This is the first half of the speech, in which Kate seems to be showing her obedience. (Maybe as a result of the ‘subjugation’ – the audience must make up their own mind) I thought that the RSC version of the final scene was fantastic, as it wasn’t taken, as seriously as Zefirelli’s version, and I felt there was less tension. Kate appears to be willing to place her hand under her husband’s foot, but it is never actually seen. Another major event that happened in the RSC version, and not in the Zefirelli interpretation, was that Kate and Petruchio kissed passionately. The kiss that took place on stage was an amazing pause and reflection at the real relationship of these two characters.
This unexpected turn of event, I thought reshaped the meaning of the final scene. Kate’s refusal to kiss in Zefirelli’s version, I thought really stuck out as a symbol of her relationship to Zefirelli’s Petruchio. I think that Shakespeare’s lexis in this scene was fantastic. Although rather sexist, I thought that “…And for thy maintenance commits his body, to painful labour, both by sea and land…” and contrasted by “whilst thou liest warm at home, secure and safe” is excellent imagery. I really felt the warmth on stage, and I though that the “love, fair looks, and true obedience” which, according to Kate is what a man deserves, is rather humorous, seeings how men seem to “crave no other tribute at thy hands”. The use of three that Shakespeare wrote, helps the audience to sum up what Kate thinks of men.
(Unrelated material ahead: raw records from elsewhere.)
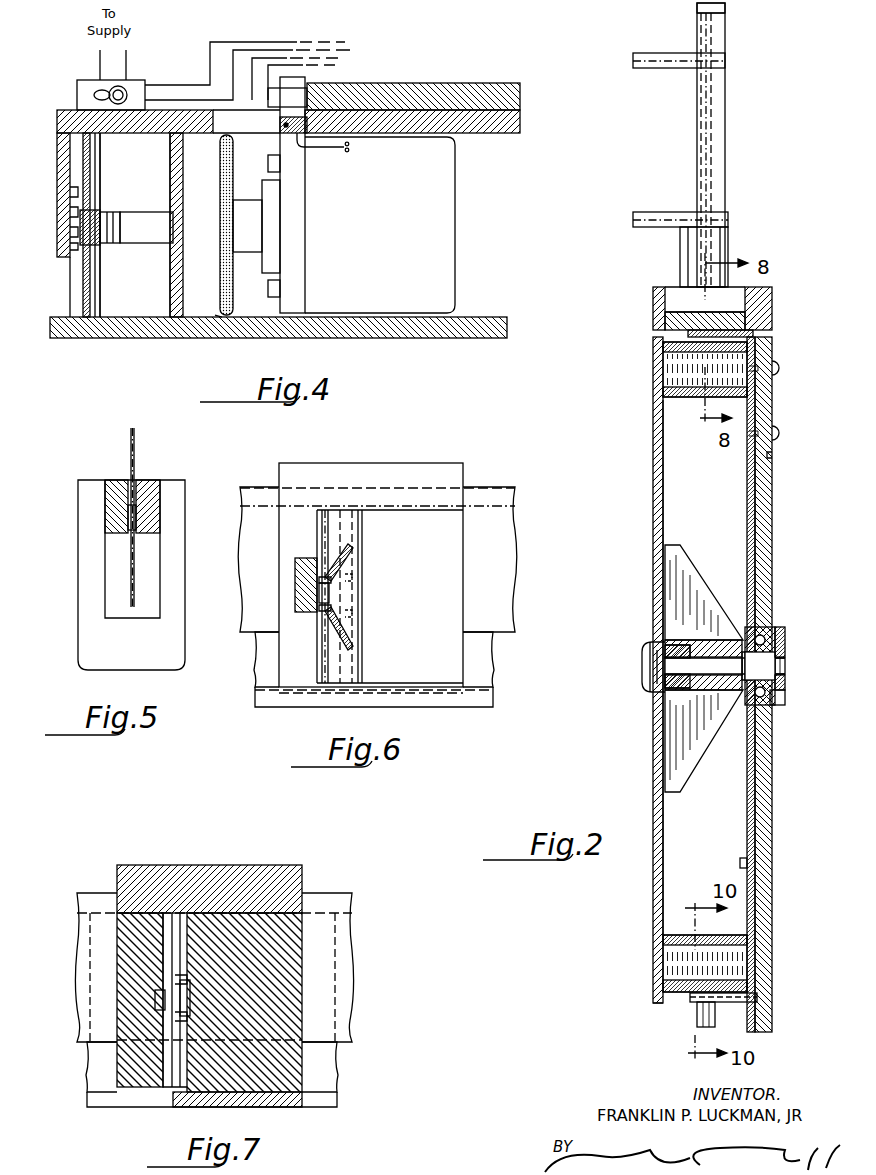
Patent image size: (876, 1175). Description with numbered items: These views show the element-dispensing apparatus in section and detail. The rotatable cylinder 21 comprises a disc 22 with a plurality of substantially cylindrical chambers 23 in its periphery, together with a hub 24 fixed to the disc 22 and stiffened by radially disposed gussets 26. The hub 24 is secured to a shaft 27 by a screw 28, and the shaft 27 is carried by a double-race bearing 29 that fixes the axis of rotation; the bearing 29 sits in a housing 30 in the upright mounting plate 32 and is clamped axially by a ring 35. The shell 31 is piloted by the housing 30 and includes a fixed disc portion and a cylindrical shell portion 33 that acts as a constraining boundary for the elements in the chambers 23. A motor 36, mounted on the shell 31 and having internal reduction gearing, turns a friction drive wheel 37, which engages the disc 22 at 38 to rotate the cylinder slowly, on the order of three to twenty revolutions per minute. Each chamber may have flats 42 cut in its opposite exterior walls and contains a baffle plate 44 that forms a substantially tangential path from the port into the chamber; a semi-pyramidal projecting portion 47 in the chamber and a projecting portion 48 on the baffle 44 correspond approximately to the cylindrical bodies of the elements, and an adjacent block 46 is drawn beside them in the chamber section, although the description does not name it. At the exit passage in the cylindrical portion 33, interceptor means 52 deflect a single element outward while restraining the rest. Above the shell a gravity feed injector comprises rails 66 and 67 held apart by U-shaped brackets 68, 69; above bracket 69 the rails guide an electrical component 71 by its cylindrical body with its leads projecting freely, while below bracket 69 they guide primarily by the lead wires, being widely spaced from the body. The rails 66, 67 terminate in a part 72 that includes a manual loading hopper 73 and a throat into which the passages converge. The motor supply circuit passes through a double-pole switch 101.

In FIG. 2, the rotatable cylinder 21 is at (659, 1014).
In FIG. 4, the disc 22 is at (279, 328).
In FIG. 6, the disc 22 is at (477, 700).
In FIG. 7, the disc 22 is at (330, 1103).
In FIG. 2, the disc 22 is at (660, 460).
In FIG. 4, the cylindrical chambers 23 is at (150, 300).
In FIG. 2, the cylindrical chambers 23 is at (686, 408).
In FIG. 2, the hub 24 is at (715, 640).
In FIG. 2, the gussets 26 is at (687, 585).
In FIG. 2, the shaft 27 is at (725, 700).
In FIG. 2, the screw 28 is at (646, 655).
In FIG. 2, the double-race bearing 29 is at (770, 625).
In FIG. 2, the housing 30 is at (762, 630).
In FIG. 4, the shell 31 is at (493, 125).
In FIG. 6, the shell 31 is at (497, 512).
In FIG. 7, the shell 31 is at (352, 927).
In FIG. 2, the shell 31 is at (752, 828).
In FIG. 4, the upright mounting plate 32 is at (452, 95).
In FIG. 2, the upright mounting plate 32 is at (765, 553).
In FIG. 4, the cylindrical shell portion 33 is at (60, 248).
In FIG. 6, the cylindrical shell portion 33 is at (499, 617).
In FIG. 7, the cylindrical shell portion 33 is at (345, 1033).
In FIG. 2, the cylindrical shell portion 33 is at (752, 338).
In FIG. 2, the ring 35 is at (785, 700).
In FIG. 4, the motor 36 is at (420, 220).
In FIG. 4, the friction drive wheel 37 is at (238, 283).
In FIG. 4, the engagement point 38 is at (213, 307).
In FIG. 2, the flats 42 is at (667, 366).
In FIG. 4, the baffle plate 44 is at (106, 225).
In FIG. 4, the block 46 is at (150, 232).
In FIG. 4, the semi-pyramidal projecting portion 47 is at (118, 222).
In FIG. 4, the projecting portion 48 is at (100, 218).
In FIG. 2, the interceptor means 52 is at (694, 1020).
In FIG. 5, the rail 66 is at (116, 480).
In FIG. 6, the rail 66 is at (310, 566).
In FIG. 7, the rail 66 is at (137, 960).
In FIG. 2, the rail 66 is at (725, 8).
In FIG. 5, the rail 67 is at (155, 483).
In FIG. 6, the rail 67 is at (346, 566).
In FIG. 2, the rail 67 is at (720, 109).
In FIG. 5, the U-shaped bracket 68 is at (92, 568).
In FIG. 2, the U-shaped bracket 68 is at (650, 62).
In FIG. 2, the U-shaped bracket 69 is at (663, 215).
In FIG. 5, the electrical component 71 is at (139, 465).
In FIG. 6, the electrical component 71 is at (320, 657).
In FIG. 6, the part 72 is at (448, 497).
In FIG. 7, the part 72 is at (285, 983).
In FIG. 2, the part 72 is at (665, 323).
In FIG. 2, the manual loading hopper 73 is at (735, 310).
In FIG. 4, the double-pole switch 101 is at (85, 90).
This in itself is comical, as initially, Kate saw men to be “moveables” and “asses” , and deems the man she has wed more specifically as “a mad cap ruffian and a swearing Jack” . Now, she seems to be calling him her “lord”, “king”, “governor”, and her “lord”, “life”, “keeper”. She even calls him a “sovereign”. I can only presume these words to be true in the RSC production, as the insensitive, mean, and egotistical Petruchio in Zefirelli’s version, does not deserve such adoration and respect. I therefore also think that Kate is a lot less ‘shrewish’ in the RSC production, as we can empathise, feel happy for, and even begin to relate some of her life experiences to our own.
Altogether, I think that the RSC version is better because as a play version, the director can adapt its theme, underlying subtext, and issues surrounding both of these, to the current trends, ways of thinking, and so on. I think this is also why I was more dramatically interested in the RSC version.
I think Zefirelli’s version shocked me because of the way Petruchio’s character was made to be so ghastly. I got the impression that Petruchio was a misogynist in this version, and in the text. In the RSC version, however, I did not see this side of Petruchio. From what I read prior to seeing Gregory Doran’s RSC version, I saw that critics widely deemed Petruchio and Shakespeare to be misogynists. However, upon seeing the RSC version, and a review from the Mail on Sunday from May 11, 2003 by Georgina Brown, ‘Doran’s’ Petruchio could be quite rightly described as a kind, sensitive and funny man – not the usual characteristics of your everyday misogynist. Petruchio changed my view of the play immediately when I witnessed the breathtakingly upsetting scene of when he places a painting of his late father by the fire and weeps.
This man is not a woman-hating self-centred, egotistical “ruffian” – but a sensitive, kind man who is quite rightly mourning the death of his father. Although he went “to wive it wealthily in Padua; if wealthily, then happily in Padua” I think he went to Padua to find someone to grow old with. Shakespeare’s words can be twisted slightly. Instead of the self-assured Petruchio from Zefirelli’s version, where he doesn’t care what his wife is like, as long as she is rich, ‘Doran’s’ Petruchio could be looking for someone – anyone – just someone he can spend his life with. Because his father had died, he packed up in Verona, and moved to Padua, to his old friend Hortensio. This move could symbolise the physical distance, as well as emotional distance of Petruchio from “old Verona” . The word “old” could emphasise this distance.
Pathetic fallacy is used in the text, Zefirelli, and RSC versions. Special effects like these help to create the ambience of the scene, and character’s thought and feelings. For example in the RSC version, it starts snowing when Petruchio ‘denies’ Kate her food, this snow could represent the emotional coldness Kate is feeling in her heart. This is an excellent way of communicating ambience.
In written text, it is much harder to create an effective ambience using special effects. This is why I thought that the Zefirelli and RSC versions were more dramatically interesting. The latter, I thought was better. Although it didn’t have the advantages of using editing technology or different camera shots, I thought that the real fire in the home of Petruchio and Kate especially, was extremely effective – I could feel the warmth of the scene, even though I was in a circle seat! Shakespeare overcame these problems by using language and action to help the ambience. The delivery of lines, presentation of the character and the tone, speed and pitch of the delivery, advance this sense of building atmosphere.
Although deemed “… a play which is meagrely written” and one that “…deals with the squashing of a human’s high spirits”, according to Susannah Clapp of the Observer, I agree most definitely with Ms. Brown of the Mail on Sunday, when she writes that the RSC Taming of the Shrew was an “emotionally intelligent reappraisal”, and one that “has made sense of this most problematic of plays”. I agree whole heartedly, because the RSC production, to me, was a more emotionally gripping version. I refer back to the first kiss we see between Petruchio and Kate, when the silence around them made it incredibly romantic. It seemed like all the focus was meant to be on them. This slight ‘twist’ on Zefirelli’s version, sealed my preference in the modern remake.
I personally do think that the play us still dramatically interesting even after al these years and even though women’s position in society has changed so much. I think this also, because if there is ‘no life’ in the play, then how come there have been some sequels, and alternative interpretations written? Some of these include Kiss Me Kate, the Cole Porter musical, and The Tamer Tamed, a sequel to The Taming of the Shrew written by John Fletcher. Most recently, the rather more juvenile approach was successfully attempted in Ten Things I Hate About You, the Hollywood box-office hit. In my opinion, these adaptations and alternative interpretations would not have been made if the initial play is now so dramatically uninteresting.